Cela dit, permettez à notre assemblée, qui représente les collectivités locales, d'apporter un éclairage particulier sur l'article 26 qui vise à étendre les pouvoirs des agents de police municipale en leur permettant de constater les contraventions relatives à ce qu'il est convenu d'appeler des « incivilités ».
Notons tout d'abord que le concept d'incivilité reste flou et qu'il n'est pas juridiquement défini. Nous sommes ainsi devant un objet juridique non identifié.
En fait, l'article 26 vise à étendre les prérogatives de constatation des agents de police municipale aux contraventions mentionnées au livre VI du code pénal dont la liste serait fixée par décret en Conseil d'État.
Ainsi, aux termes de cette future loi, seraient dorénavant considérées comme des « incivilités » les contraventions suivantes : la divagation d'animaux dangereux, les menaces de violences, les bruits ou tapages injurieux ou nocturnes, l'excitation d'animaux dangereux, la diffusion de messages contraires à la décence, l'abandon d'ordures et de déchets, enfin, les destructions, dégradations et détériorations légères.

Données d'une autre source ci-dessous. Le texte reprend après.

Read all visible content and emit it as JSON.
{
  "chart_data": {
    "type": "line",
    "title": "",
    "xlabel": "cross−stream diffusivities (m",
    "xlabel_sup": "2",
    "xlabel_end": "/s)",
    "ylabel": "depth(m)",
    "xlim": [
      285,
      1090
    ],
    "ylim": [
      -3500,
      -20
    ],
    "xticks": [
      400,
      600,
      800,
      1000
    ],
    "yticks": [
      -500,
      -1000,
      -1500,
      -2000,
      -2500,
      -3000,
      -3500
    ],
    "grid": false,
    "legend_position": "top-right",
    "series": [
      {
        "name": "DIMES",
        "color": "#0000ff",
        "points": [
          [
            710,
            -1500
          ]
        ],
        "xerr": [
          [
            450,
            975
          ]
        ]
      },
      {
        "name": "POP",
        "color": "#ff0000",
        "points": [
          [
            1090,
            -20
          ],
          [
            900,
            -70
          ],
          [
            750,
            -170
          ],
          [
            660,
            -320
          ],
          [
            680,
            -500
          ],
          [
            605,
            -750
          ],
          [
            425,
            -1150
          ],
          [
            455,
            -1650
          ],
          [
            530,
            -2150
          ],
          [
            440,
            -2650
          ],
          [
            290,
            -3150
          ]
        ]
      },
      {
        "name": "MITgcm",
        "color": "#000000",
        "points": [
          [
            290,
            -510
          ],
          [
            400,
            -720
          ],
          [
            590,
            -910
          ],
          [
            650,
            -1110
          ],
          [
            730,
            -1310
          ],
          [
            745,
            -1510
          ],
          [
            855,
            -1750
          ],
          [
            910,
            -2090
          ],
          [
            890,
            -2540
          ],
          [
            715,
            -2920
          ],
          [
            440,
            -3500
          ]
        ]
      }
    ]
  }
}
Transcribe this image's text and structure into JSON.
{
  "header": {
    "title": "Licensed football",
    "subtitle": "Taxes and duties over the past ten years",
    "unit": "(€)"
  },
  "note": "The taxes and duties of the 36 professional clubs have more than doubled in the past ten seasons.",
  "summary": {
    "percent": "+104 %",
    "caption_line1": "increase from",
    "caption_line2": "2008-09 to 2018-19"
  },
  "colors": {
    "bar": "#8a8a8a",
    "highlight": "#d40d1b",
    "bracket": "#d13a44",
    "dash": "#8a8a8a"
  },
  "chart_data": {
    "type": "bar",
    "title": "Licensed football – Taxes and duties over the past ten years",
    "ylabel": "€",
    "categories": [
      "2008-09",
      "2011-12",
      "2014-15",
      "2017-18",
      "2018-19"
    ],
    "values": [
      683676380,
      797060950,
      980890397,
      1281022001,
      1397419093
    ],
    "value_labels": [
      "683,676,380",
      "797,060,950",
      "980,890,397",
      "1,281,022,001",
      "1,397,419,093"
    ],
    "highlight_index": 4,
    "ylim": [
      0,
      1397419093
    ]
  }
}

Ce faisant, nous élargirions considérablement le pouvoir des polices municipales et je comprends la sagesse de la commission des lois qui nous demande de supprimer cet article au motif qu'il serait inopportun d'étendre les prérogatives des agents de police municipale. Permettez-nous de considérer que ce serait non seulement inopportun, mais également dangereux.
Depuis que la loi a autorisé la mise en place des polices municipales, le législateur a particulièrement veillé à encadrer strictement leurs missions. L'élargissement qui nous est proposé aujourd'hui fait exploser le cadre juridique actuel.
Permettez-moi de rappeler que ces polices tirent leurs prérogatives des pouvoirs de police des maires et qu'en vertu de l'article 21 du code de procédure pénale, les agents de police municipale sont considérés comme des agents de police judiciaire adjoints. Ainsi, ils doivent seconder les officiers de police judiciaire dans leur mission.
En élargissant leur périmètre d'intervention, nous élargissons aussi leur pouvoir de constatation et d'instruction sur des affaires plus graves, en s'appuyant sur les missions d'officier de police judiciaire des maires et de leurs adjoints. La dérive est alors à notre porte.
Nous savons tous ici que certains maires n'attendent qu'un signe pour réactiver avec force les prérogatives d'officier de police judiciaire qu'ils détiennent en vertu de l'article 16 du code de procédure pénale.
Nous ne saurions admettre que le présent projet de loi, dont la représentation nationale issue du suffrage universel n'a pu discuter, ouvre ainsi la porte à un basculement de l'ordre républicain.
Pour toutes ces raisons, nous soutenons l'avis de la commission des lois et nous vous demandons de supprimer l'article 26.